The constitutional body which advises government on the fiscal framework and intergovernmental relations has recommended that the presidency establish a public procurement authority to help combat “vast and deep-seated” corruption. 

The body would be responsible for organising and managing the public procurement process and laying down the rules, regulations, guidelines and policies, enabling greater transparency and standardisation in awarding government contracts, the Financial and Fiscal Commission (FFC) says in a submission on the 2023/2024 Division of Revenue Bill which allocates the budget to the three spheres of government.

The government spends more than R800bn a year on goods and services, some of which has been beset by graft and fraud, as exposed by the Zondo commission of inquiry into state capture. 

The FFC submission deals with various matters, including combating corruption, youth unemployment, debt reduction, public sector wage trends, social grants, the provincial equitable share formula, provincial conditional grants, basic education and district municipalities.

“Although SA has put together a range of laws, strategies and institutions to combat corruption the challenge is severe and exacerbating,” the report says. It also recommends that the presidency review the governance structure of anti-corruption agencies to address duplication.

The FFC recommendation on the creation of a public procurement authority comes as the National Treasury prepares to release of a final version of the Public Procurement Bill, which will introduce a comprehensive and uniform framework for procurement by organs of state to overcome fragmentation in the current system.

The bill, which consolidates numerous laws and supply chain management instructions from the Treasury, is government’s response to deal with procurement irregularities and poor compliance. It seeks to create a strong oversight mechanism to deter corruption and fraud associated with procurement.
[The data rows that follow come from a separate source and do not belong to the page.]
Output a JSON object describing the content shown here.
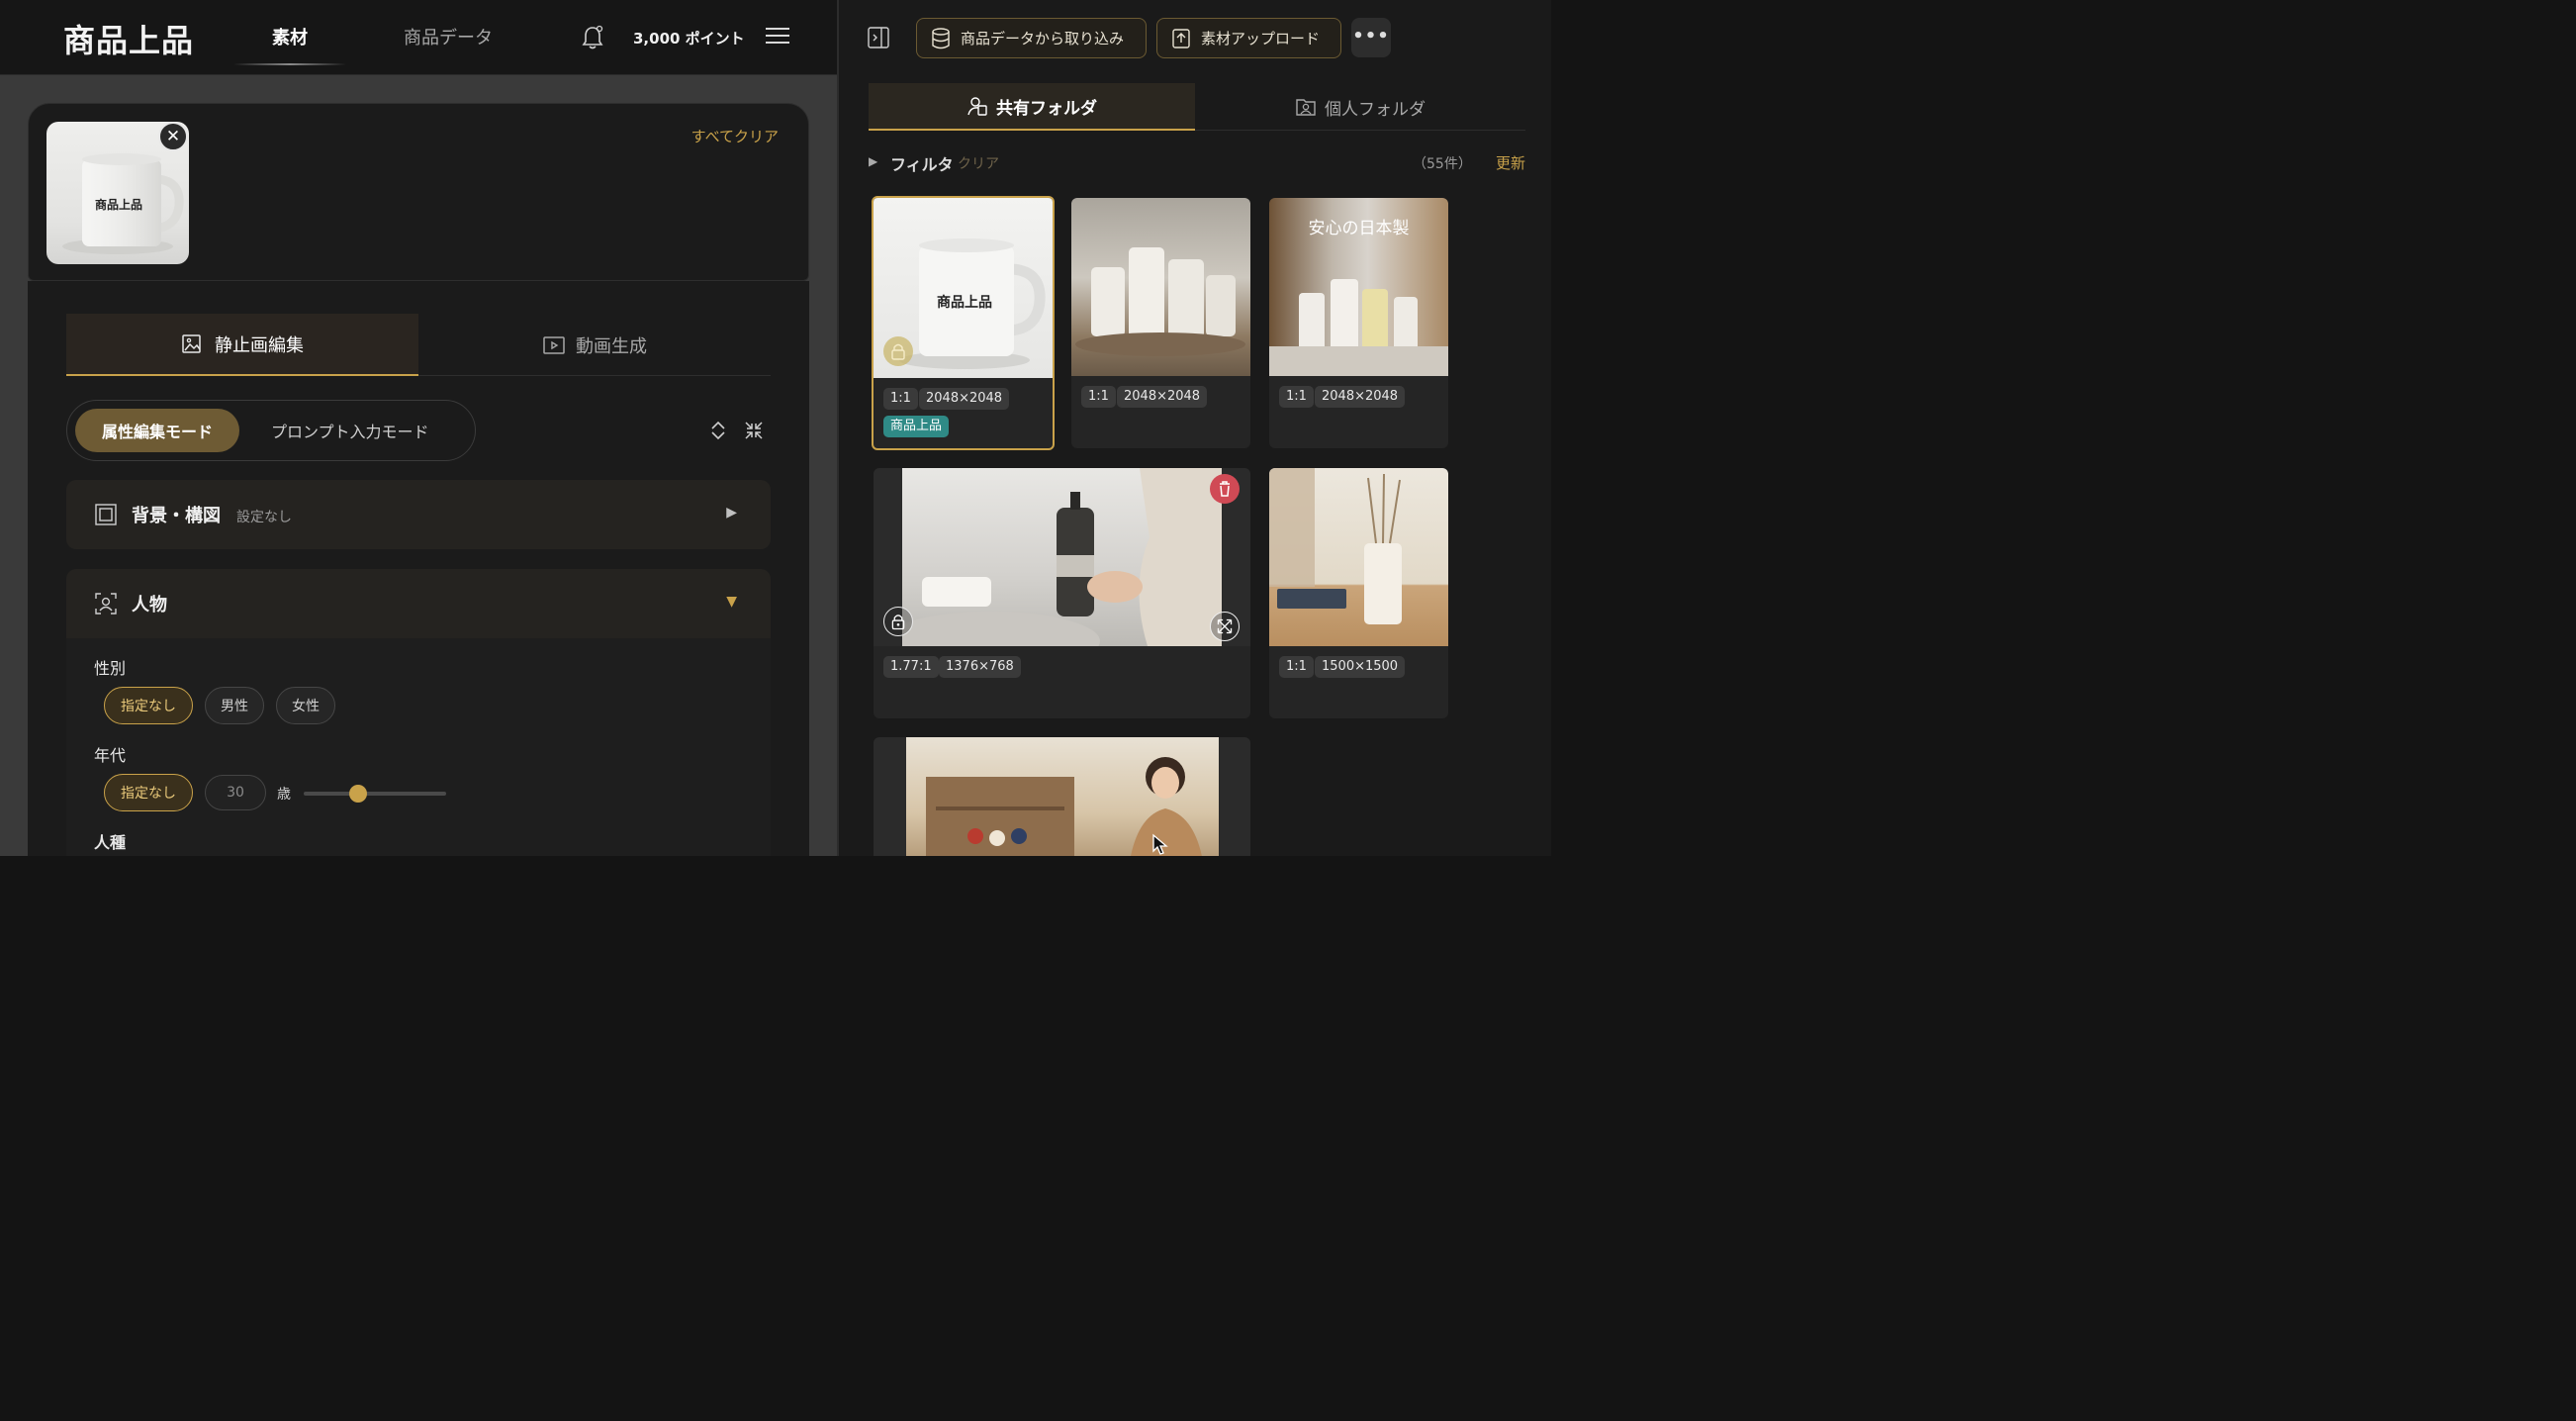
{
  "app": {
    "logo": "商品上品",
    "nav": {
      "active": "素材",
      "second": "商品データ"
    },
    "points": "3,000 ポイント"
  },
  "upload": {
    "thumbnail_text": "商品上品",
    "clear_all": "すべてクリア"
  },
  "editor": {
    "tabs": {
      "still": "静止画編集",
      "video": "動画生成"
    },
    "modes": {
      "attribute": "属性編集モード",
      "prompt": "プロンプト入力モード"
    },
    "sections": {
      "background": {
        "title": "背景・構図",
        "status": "設定なし"
      },
      "person": {
        "title": "人物"
      }
    },
    "gender": {
      "label": "性別",
      "options": [
        "指定なし",
        "男性",
        "女性"
      ],
      "selected": "指定なし"
    },
    "age": {
      "label": "年代",
      "unset": "指定なし",
      "placeholder": "30",
      "unit": "歳",
      "slider_fraction": 0.38
    },
    "race": {
      "label": "人種"
    }
  },
  "library": {
    "actions": {
      "import": "商品データから取り込み",
      "upload": "素材アップロード",
      "more": "•••"
    },
    "folders": {
      "shared": "共有フォルダ",
      "personal": "個人フォルダ"
    },
    "filter": {
      "label": "フィルタ",
      "clear": "クリア",
      "count": "（55件）",
      "refresh": "更新"
    },
    "items": [
      {
        "ratio": "1:1",
        "size": "2048×2048",
        "tag": "商品上品",
        "image_text": "商品上品"
      },
      {
        "ratio": "1:1",
        "size": "2048×2048"
      },
      {
        "ratio": "1:1",
        "size": "2048×2048",
        "image_text": "安心の日本製"
      },
      {
        "ratio": "1.77:1",
        "size": "1376×768"
      },
      {
        "ratio": "1:1",
        "size": "1500×1500"
      }
    ]
  },
  "colors": {
    "accent": "#c9a24a",
    "teal": "#2f8a86",
    "danger": "#d04a55"
  }
}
Finance minister Enoch Godongwana said in May that the bill could be tabled in parliament this year. It has been delayed due to findings by the Zondo Commission on the limits of the existing public procurement system and by the Constitutional Court judgment on preferential procurement. The minister said the Treasury has had to process about 4,000 submissions received on the draft bill which was released in 2020 for public comment.

In terms of the draft bill, a Public Procurement Regulator would be established in the Treasury to ensure compliance with legislation, provide advice and guidance, and develop and implement measures to ensure transparency in the procurement process. The regulator would take over the functions currently performed by the office of the chief procurement officer in the Treasury.

The draft bill also provides for the establishment of a Public Procurement Tribunal to review decisions made by the regulator and provincial treasuries. It also contains a framework for preferential procurement to address the problems arising from the Constitutional Court’s declaration that the preferential procurement regulations released by the minister of finance in 2017 were unlawful.

The court ruled  that the minister wasn’t authorised by the Preferential Procurement Policy Framework Act to make these regulations because the act gave organs of state the power to determine their own preferential procurement systems.